Malgré une hausse de son chiffre d'affaires en 2017, le secteur du recyclage reste confronté à plusieurs problèmes structurels, notamment le manque de débouchés de certaines matières premières recyclées. Des difficultés que les acteurs de la filière voudraient voir mieux prises en compte dans la future loi sur l'économie circulaire.
Giulietta Gamberini
Les filières françaises de recyclage du plastique, déjà fragilisées par les fluctuations des tarifs du pétrole, ont été touchées par les nouvelles normes en Chine.
Les filières françaises de recyclage du plastique, déjà fragilisées par les fluctuations des tarifs du pétrole, ont été touchées par les nouvelles normes en Chine. (Crédits : iStock)

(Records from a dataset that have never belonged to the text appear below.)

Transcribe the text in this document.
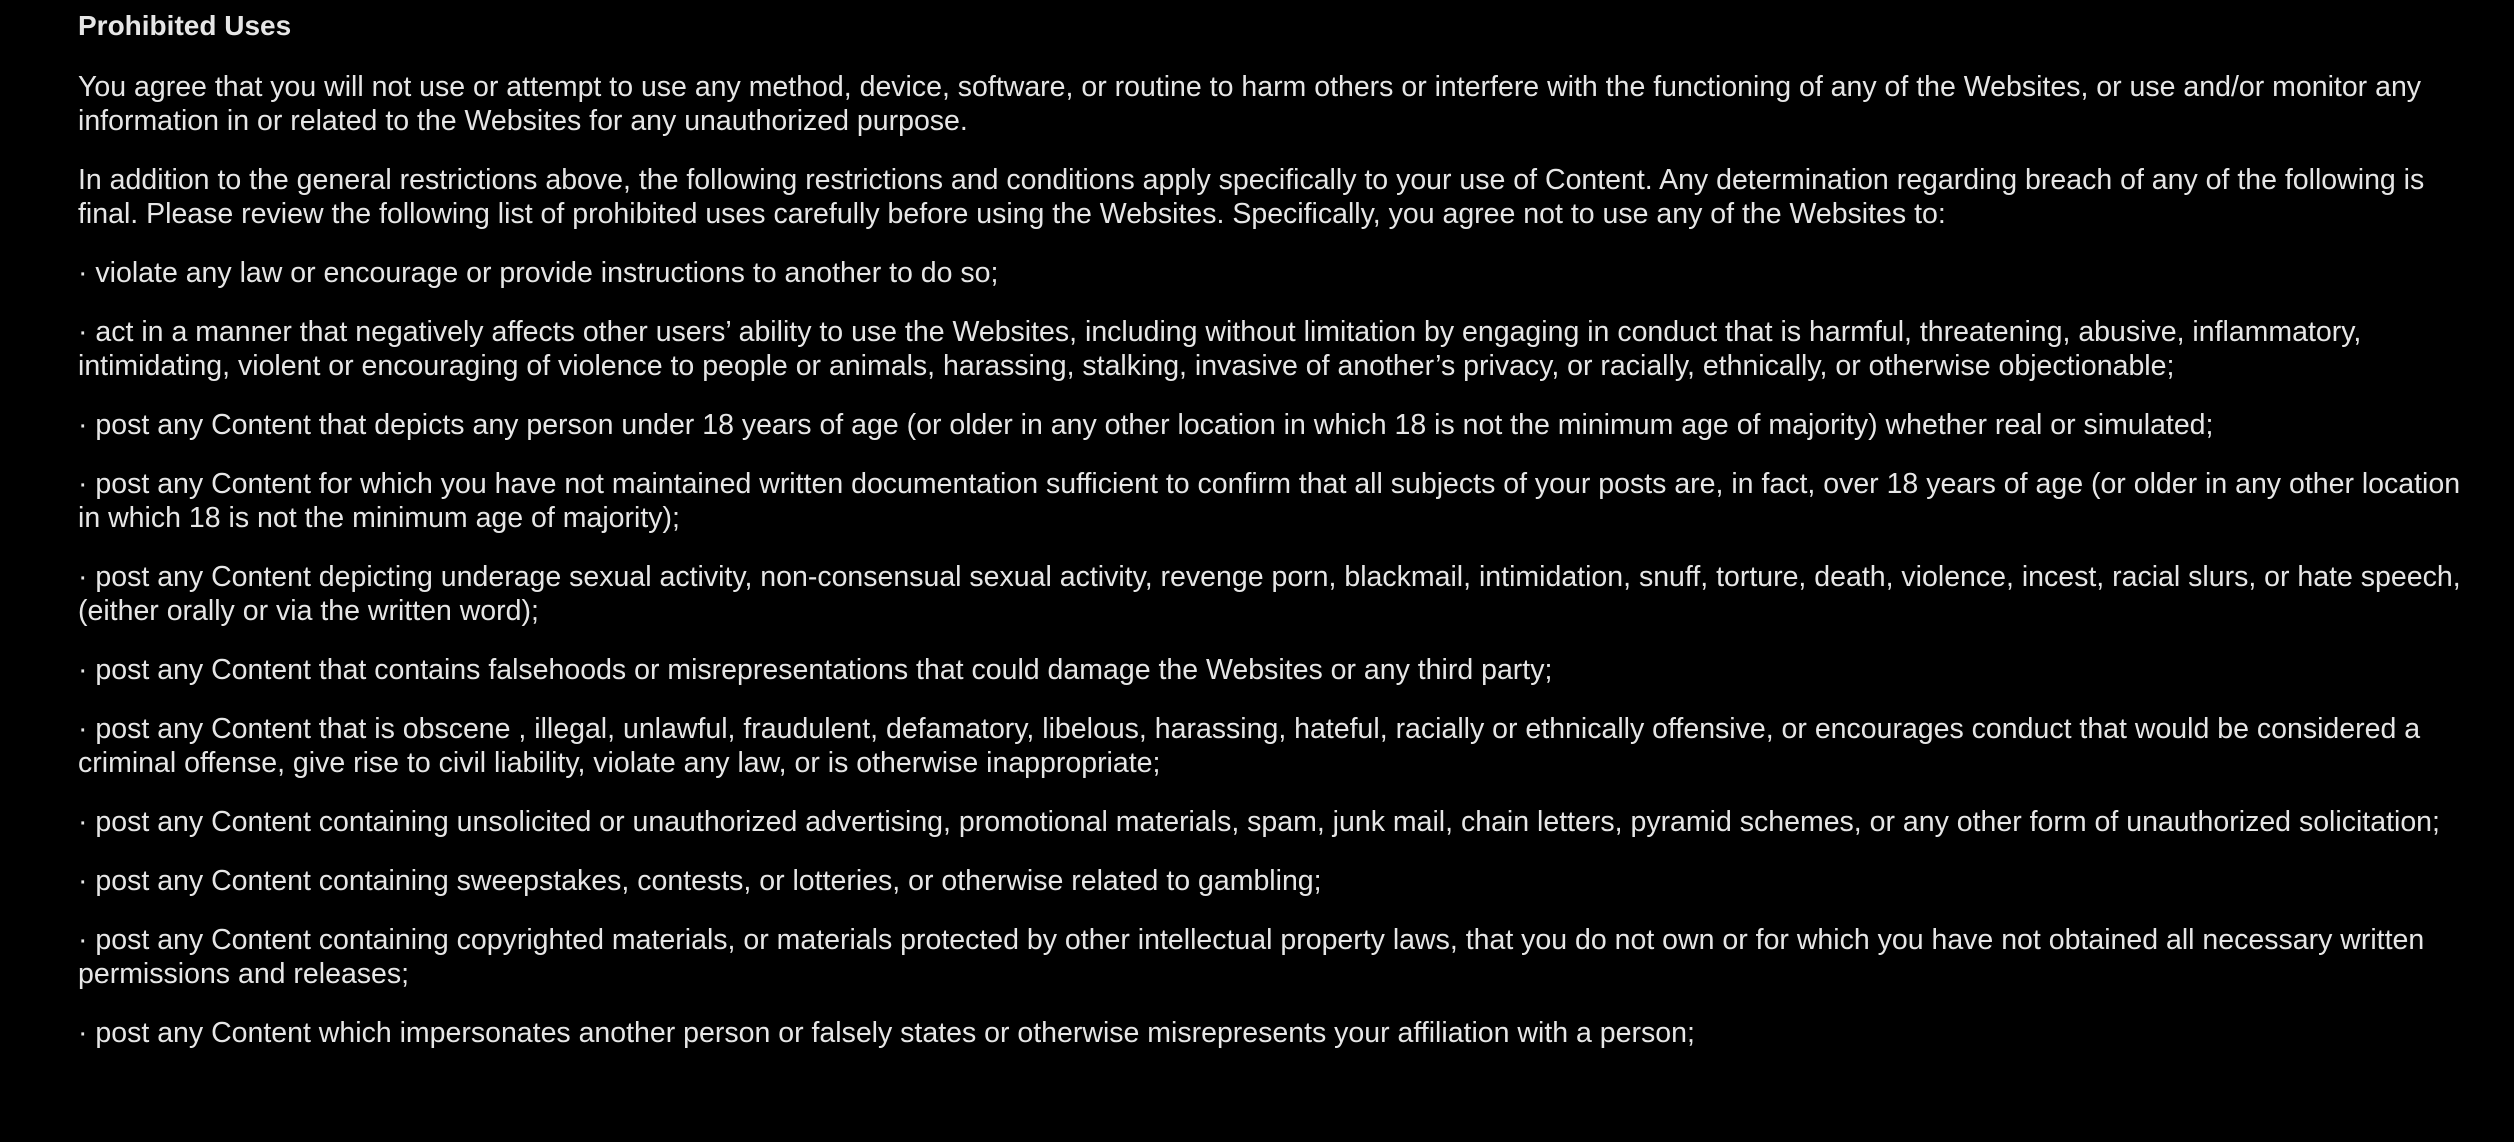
Prohibited Uses

You agree that you will not use or attempt to use any method, device, software, or routine to harm others or interfere with the functioning of any of the Websites, or use and/or monitor any information in or related to the Websites for any unauthorized purpose.

In addition to the general restrictions above, the following restrictions and conditions apply specifically to your use of Content. Any determination regarding breach of any of the following is final. Please review the following list of prohibited uses carefully before using the Websites. Specifically, you agree not to use any of the Websites to:

· violate any law or encourage or provide instructions to another to do so;

· act in a manner that negatively affects other users’ ability to use the Websites, including without limitation by engaging in conduct that is harmful, threatening, abusive, inflammatory, intimidating, violent or encouraging of violence to people or animals, harassing, stalking, invasive of another’s privacy, or racially, ethnically, or otherwise objectionable;

· post any Content that depicts any person under 18 years of age (or older in any other location in which 18 is not the minimum age of majority) whether real or simulated;

· post any Content for which you have not maintained written documentation sufficient to confirm that all subjects of your posts are, in fact, over 18 years of age (or older in any other location in which 18 is not the minimum age of majority);

· post any Content depicting underage sexual activity, non-consensual sexual activity, revenge porn, blackmail, intimidation, snuff, torture, death, violence, incest, racial slurs, or hate speech, (either orally or via the written word);

· post any Content that contains falsehoods or misrepresentations that could damage the Websites or any third party;

· post any Content that is obscene , illegal, unlawful, fraudulent, defamatory, libelous, harassing, hateful, racially or ethnically offensive, or encourages conduct that would be considered a criminal offense, give rise to civil liability, violate any law, or is otherwise inappropriate;

· post any Content containing unsolicited or unauthorized advertising, promotional materials, spam, junk mail, chain letters, pyramid schemes, or any other form of unauthorized solicitation;

· post any Content containing sweepstakes, contests, or lotteries, or otherwise related to gambling;

· post any Content containing copyrighted materials, or materials protected by other intellectual property laws, that you do not own or for which you have not obtained all necessary written permissions and releases;

· post any Content which impersonates another person or falsely states or otherwise misrepresents your affiliation with a person;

En octobre, pour la première fois depuis 2014, le secteur avait pourtant affiché un certain optimisme. Les chiffres publiés par la Fédération professionnelle des entreprises du recyclage (Federec) montraient en effet une embellie en 2017 : notamment une croissance du chiffre d'affaires de 5,7%, alors qu'il baissait encore de 1,8% en 2016. Essentiellement due à la reprise de l'activité économique française, cette amélioration a pris d'ailleurs en 2017 la forme d'une augmentation des effectifs du secteur de 6%, et des investissements (consacrés avant tout au renouvellement des machines et à l'agrandissement des locaux) de 12%.

Pourtant, un peu plus d'un mois plus tard, à l'occasion du salon des services de l'environnement Pollutec qui s'est tenu fin novembre à Lyon, les professionnels représentés par Federec ainsi que par la Fédération nationale des activités de la dépollution et de l'environnement (Fnade) ont lancé de nouveau un cri d'alarme concernant « l'équilibre économique de la filière du recyclage ».

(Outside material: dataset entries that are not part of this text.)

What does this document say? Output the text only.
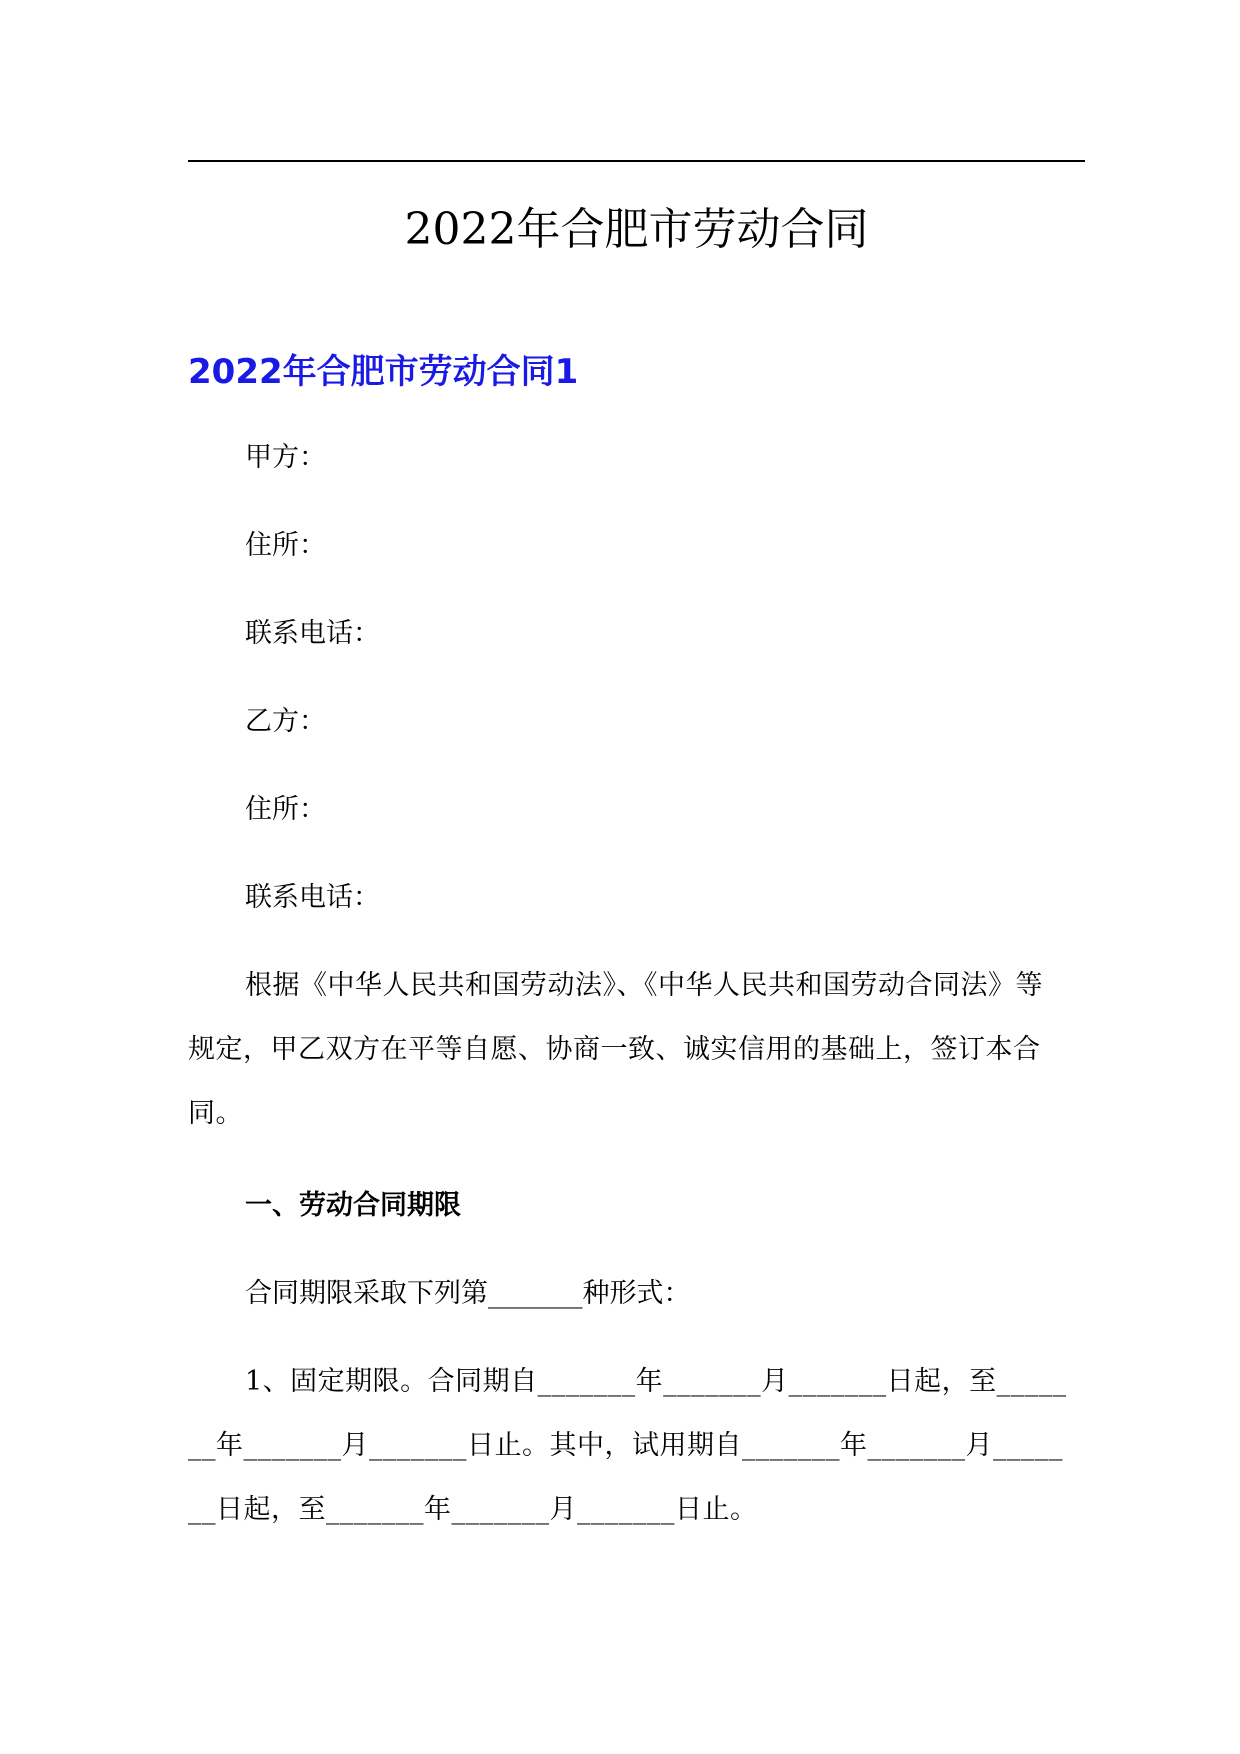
2022年合肥市劳动合同
2022年合肥市劳动合同1

甲方：

住所：

联系电话：

乙方：

住所：

联系电话：

根据《中华人民共和国劳动法》、《中华人民共和国劳动合同法》等规定，甲乙双方在平等自愿、协商一致、诚实信用的基础上，签订本合同。

一、劳动合同期限

合同期限采取下列第_______种形式：

1、固定期限。合同期自_______年_______月_______日起，至_______年_______月_______日止。其中，试用期自_______年_______月_______日起，至_______年_______月_______日止。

Le principal des problèmes structurels du secteur, à savoir le manque de débouchés de certaines matières premières recyclées, persiste : « Le marché n'est pas encore assez fluide, installé financièrement et industriellement », résume le président de la Fnade, Philippe Maillard. Cette fragilité a même été aggravée par des politiques commerciales étrangères, et n'est pas suffisamment prise en compte dans les décisions des autorités françaises, déplorent les industriels.

La Chine et Trump changent la donne

Pendant toute l'année 2018, les filières françaises du recyclage des cartons et papiers ainsi que du plastique - cette dernière étant déjà très exposée à la fluctuation des tarifs du pétrole, qui influencent les prix du plastique vierge - ont notamment été bouleversées par la décision de la Chine de renforcer les standards de qualité appliqués aux matières recyclées importées, qui a causé une chute des cours internationaux et une saturation du marché européen.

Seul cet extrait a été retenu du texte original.